Out of the blue, Pinellas Superintendent Julie Janssen recommended Thursday the creation of another fundamental school — this one in Clearwater at an elementary school that was closed last year for financial reasons.
Janssen said Kings Highway Elementary could be reopened next fall as a 500-seat fundamental elementary school.
Doing so would reduce the long list of parents waiting to get their kids into Curtis Fundamental Elementary in Dunedin and Tarpon Springs Fundamental Elementary, she said.
It would also lure potentially hundreds of parents who enrolled their children in private schools when they couldn't get in.
"That will help us bring those kids back," Janssen said.
The response from fundamental school advocates: "Get out! Who knew?" said Teresa Daiker, the PTA president at Curtis Fundamental.
Janssen floated the idea during a school board workshop on her sweeping plan to give more students across the district access to top-notch academic programs. Other pressing issues left little room for comment on Kings Highway.
But board members offered two important but tentative thumbs up on other key planks that have riled up parents.
A majority indicated they will back her proposal to move a Montessori program from Gulfport Elementary to Lakeview Fundamental Elementary; and to turn Gulfport into a fundamental school after absorbing the much smaller Lakeview.
A majority also showed support for a compromise that Janssen offered in place of an initial proposal to move the International Baccalaureate program out of Palm Harbor University High. The compromise would keep IB at Palm Harbor but slim it down over time from its current enrollment of about 550 to about 375.
The nodding heads mean Janssen's overall plan appears headed for approval, though there are two wild cards — the two new board members who will be seated after next week's election.
The board is scheduled to take a final vote on the plan Dec. 7.
In the meantime, opposition isn't likely to fade.
Thursday afternoon, about 30 sign-toting parents and students from Lakeview Fundamental gathered outside Gulfport Elementary to protest a meeting of a "transition team" that has been set up to discuss the issue. "We're fighting as hard as we can," said Kristie Dowling-Verano, whose 6-year-old daughter is a first-grader at Lakeview. "We know we can win this."
About a dozen Palm Harbor IB parents who attended Thursday's workshop also expressed disappointment.
Some said they want the board to postpone a decision to downsize the IB program for a year or more until it can be determined how other proposed changes — such as a new IB at Largo High — may ease the school's overcrowding.
"Let it settle out," said Palm Harbor IB parent Liz Valletti.
After the meeting, board members had a mixed reaction on Kings Highway.
"It would offer options in an area that doesn't have many," said member Peggy O'Shea, who liked its proximity to the predominantly black Greenwood section of Clearwater.
Member Carol Cook said the idea had merit, but wanted to know more details.
"We closed (Kings Highway) for financial reasons," she said. "I don't want to open another facility if financially it's not going to be worthwhile, or if it impacts populations in other schools."

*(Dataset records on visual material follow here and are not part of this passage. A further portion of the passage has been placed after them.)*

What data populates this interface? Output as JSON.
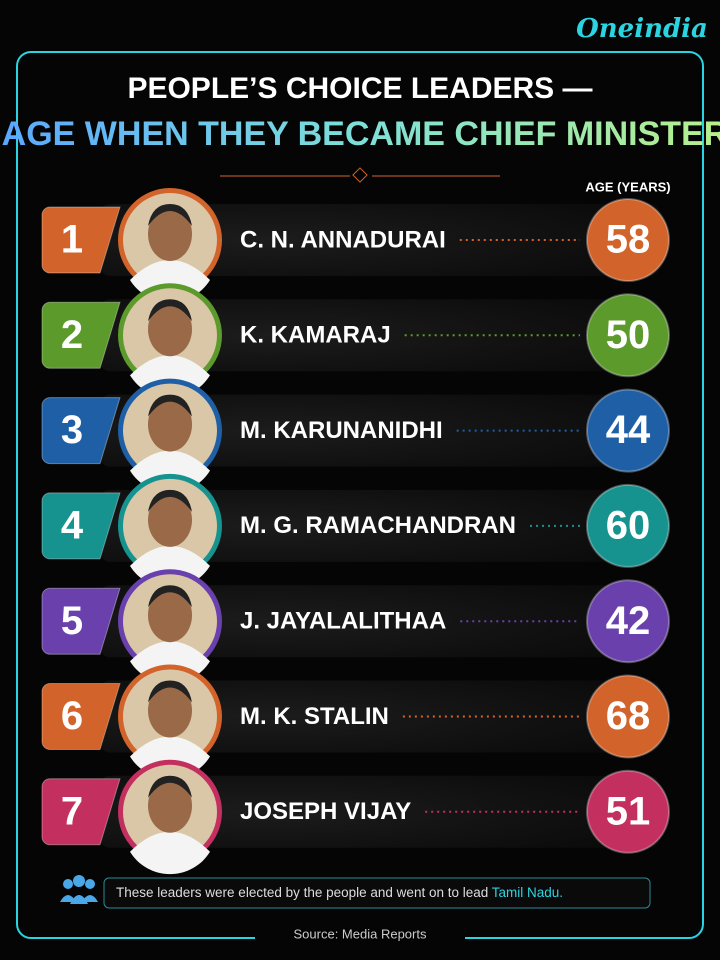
{
  "brand": "Oneindia",
  "header": {
    "title_line1": "PEOPLE’S CHOICE LEADERS —",
    "title_line2": "AGE WHEN THEY BECAME CHIEF MINISTER"
  },
  "column_label": "AGE (YEARS)",
  "rows": [
    {
      "rank": 1,
      "name": "C. N. ANNADURAI",
      "age": 58,
      "color": "#d2632a"
    },
    {
      "rank": 2,
      "name": "K. KAMARAJ",
      "age": 50,
      "color": "#5c9a2c"
    },
    {
      "rank": 3,
      "name": "M. KARUNANIDHI",
      "age": 44,
      "color": "#1f5fa6"
    },
    {
      "rank": 4,
      "name": "M. G. RAMACHANDRAN",
      "age": 60,
      "color": "#17938f"
    },
    {
      "rank": 5,
      "name": "J. JAYALALITHAA",
      "age": 42,
      "color": "#6a40ad"
    },
    {
      "rank": 6,
      "name": "M. K. STALIN",
      "age": 68,
      "color": "#d2632a"
    },
    {
      "rank": 7,
      "name": "JOSEPH VIJAY",
      "age": 51,
      "color": "#c3305f"
    }
  ],
  "footer": {
    "note": "These leaders were elected by the people and went on to lead",
    "note_highlight": "Tamil Nadu.",
    "source": "Source: Media Reports"
  }
}
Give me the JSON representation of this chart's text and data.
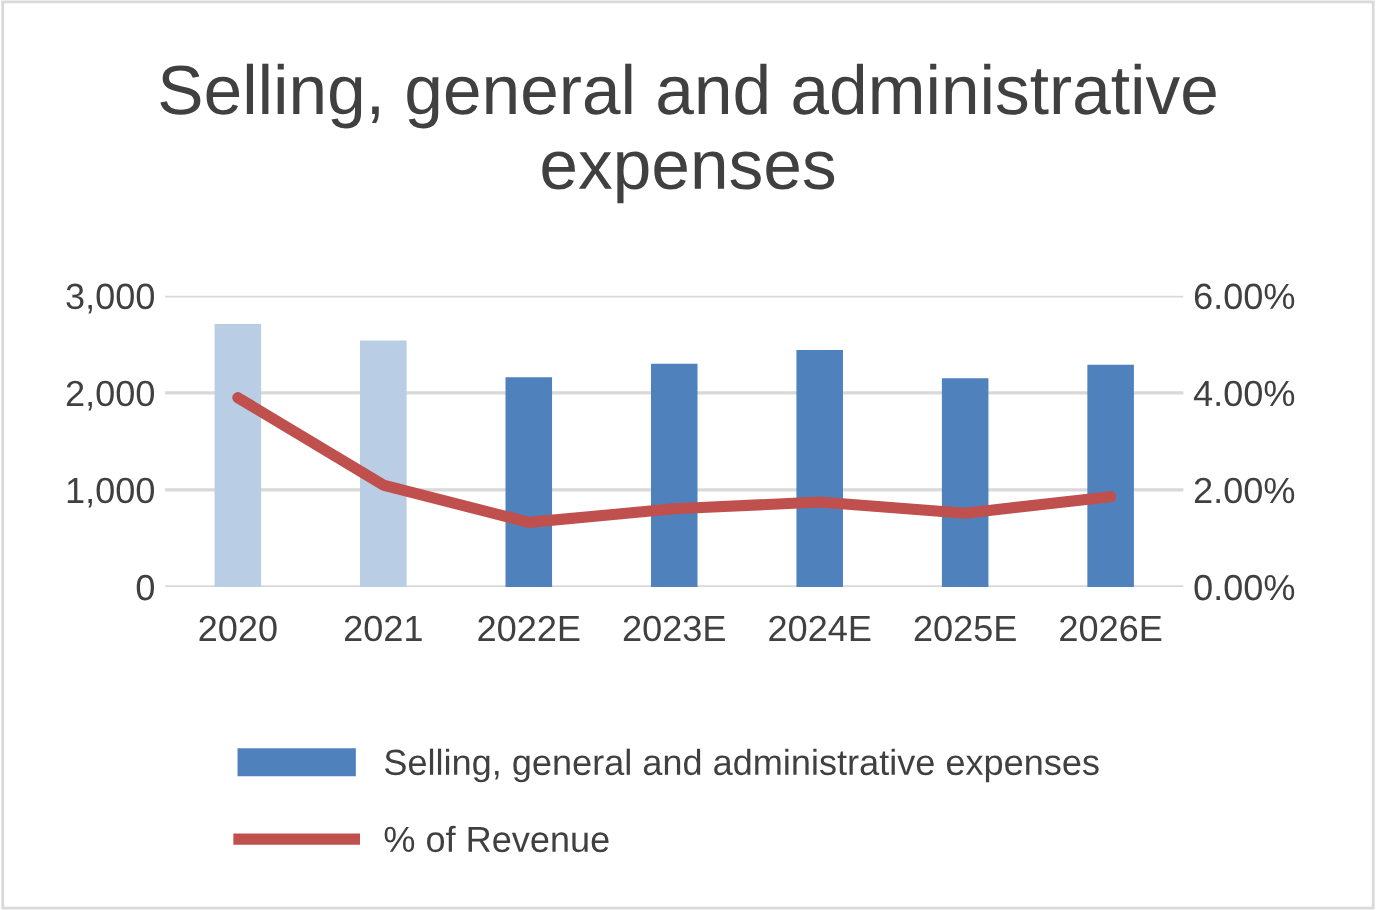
{
  "chart_data": {
    "type": "bar",
    "title": "Selling, general and administrative expenses",
    "categories": [
      "2020",
      "2021",
      "2022E",
      "2023E",
      "2024E",
      "2025E",
      "2026E"
    ],
    "series": [
      {
        "name": "Selling, general and administrative expenses",
        "color": "#4f81bd",
        "colors": [
          "#b9cde5",
          "#b9cde5",
          "#4f81bd",
          "#4f81bd",
          "#4f81bd",
          "#4f81bd",
          "#4f81bd"
        ],
        "values": [
          2710,
          2540,
          2160,
          2300,
          2440,
          2150,
          2290
        ]
      },
      {
        "name": "% of Revenue",
        "type": "line",
        "axis": "y2",
        "color": "#c0504d",
        "values": [
          3.9,
          2.1,
          1.33,
          1.61,
          1.75,
          1.52,
          1.86
        ]
      }
    ],
    "ylim": [
      0,
      3000
    ],
    "yticks": [
      {
        "value": 0,
        "label": "0"
      },
      {
        "value": 1000,
        "label": "1,000"
      },
      {
        "value": 2000,
        "label": "2,000"
      },
      {
        "value": 3000,
        "label": "3,000"
      }
    ],
    "y2lim": [
      0,
      6
    ],
    "y2ticks": [
      {
        "value": 0,
        "label": "0.00%"
      },
      {
        "value": 2,
        "label": "2.00%"
      },
      {
        "value": 4,
        "label": "4.00%"
      },
      {
        "value": 6,
        "label": "6.00%"
      }
    ],
    "grid": "y",
    "legend": "bottom",
    "marker": "none"
  }
}
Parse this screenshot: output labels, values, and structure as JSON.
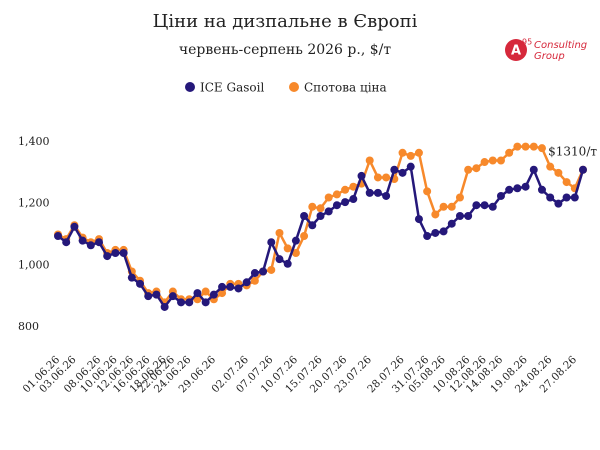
{
  "chart_data": {
    "type": "line",
    "title": "Ціни на дизпальне в Європі",
    "subtitle": "червень-серпень 2026 р., $/т",
    "logo": {
      "mark": "A",
      "sup": "95",
      "line1": "Consulting",
      "line2": "Group"
    },
    "annotation": "$1310/т",
    "categories": [
      "01.06.26",
      null,
      "03.06.26",
      null,
      null,
      "08.06.26",
      null,
      "10.06.26",
      null,
      "12.06.26",
      null,
      "16.06.26",
      null,
      "18.06.26",
      "22.06.26",
      null,
      "24.06.26",
      null,
      null,
      "29.06.26",
      null,
      null,
      null,
      "02.07.26",
      null,
      null,
      "07.07.26",
      null,
      null,
      "10.07.26",
      null,
      null,
      "15.07.26",
      null,
      null,
      "20.07.26",
      null,
      null,
      "23.07.26",
      null,
      null,
      null,
      "28.07.26",
      null,
      null,
      "31.07.26",
      null,
      "05.08.26",
      null,
      null,
      "10.08.26",
      null,
      "12.08.26",
      null,
      "14.08.26",
      null,
      null,
      "19.08.26",
      null,
      null,
      "24.08.26",
      null,
      null,
      "27.08.26",
      null
    ],
    "series": [
      {
        "name": "ICE Gasoil",
        "color": "#25187a",
        "values": [
          1095,
          1075,
          1125,
          1080,
          1065,
          1075,
          1030,
          1040,
          1040,
          960,
          940,
          900,
          905,
          865,
          900,
          880,
          880,
          910,
          880,
          905,
          930,
          930,
          925,
          945,
          975,
          980,
          1075,
          1020,
          1005,
          1080,
          1160,
          1130,
          1160,
          1175,
          1195,
          1205,
          1215,
          1290,
          1235,
          1235,
          1225,
          1310,
          1300,
          1320,
          1150,
          1095,
          1105,
          1110,
          1135,
          1160,
          1160,
          1195,
          1195,
          1190,
          1225,
          1245,
          1250,
          1255,
          1310,
          1245,
          1220,
          1200,
          1220,
          1220,
          1310
        ]
      },
      {
        "name": "Спотова ціна",
        "color": "#f7892b",
        "values": [
          1100,
          1085,
          1130,
          1090,
          1075,
          1085,
          1040,
          1050,
          1050,
          980,
          950,
          910,
          915,
          880,
          915,
          890,
          890,
          890,
          915,
          890,
          910,
          940,
          940,
          935,
          950,
          980,
          985,
          1105,
          1055,
          1040,
          1095,
          1190,
          1185,
          1220,
          1230,
          1245,
          1255,
          1265,
          1340,
          1285,
          1285,
          1280,
          1365,
          1355,
          1365,
          1240,
          1165,
          1190,
          1190,
          1220,
          1310,
          1315,
          1335,
          1340,
          1340,
          1365,
          1385,
          1385,
          1385,
          1380,
          1320,
          1300,
          1270,
          1250,
          1310
        ]
      }
    ],
    "ylim": [
      750,
      1450
    ],
    "yticks": [
      {
        "value": 800,
        "label": "800"
      },
      {
        "value": 1000,
        "label": "1,000"
      },
      {
        "value": 1200,
        "label": "1,200"
      },
      {
        "value": 1400,
        "label": "1,400"
      }
    ],
    "grid": false,
    "legend": "top"
  }
}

Janssen said the school will pay for itself if it's filled to capacity and draws new students to the district.
According to district figures, 374 students on the waiting list at Curtis Fundamental have an "unknown school assignment," which means they're likely in private school, said deputy superintendent Jim Madden. On the waiting list at Tarpon Springs Fundamental, 178 students are in a similar category, though many students may be on both lists.
Madden said the district looked at all eight schools it closed in recent years, but Kings Highway was the best option given size, location and potential startup costs. Some schools were smaller. Some needed more repairs.
Janssen said since Kings Highway closed, circumstances had changed enough to consider a re-opening. Demand for fundamental schools has grown, she said. And the school board is more open to expanding them.
"We heard loud and clear, 'We need those seats,' " she said.
Madden said a similar re-opening couldn't work in lieu of the Gulfport-Lakeview switch because it wouldn't address a separate home for the Montessori program.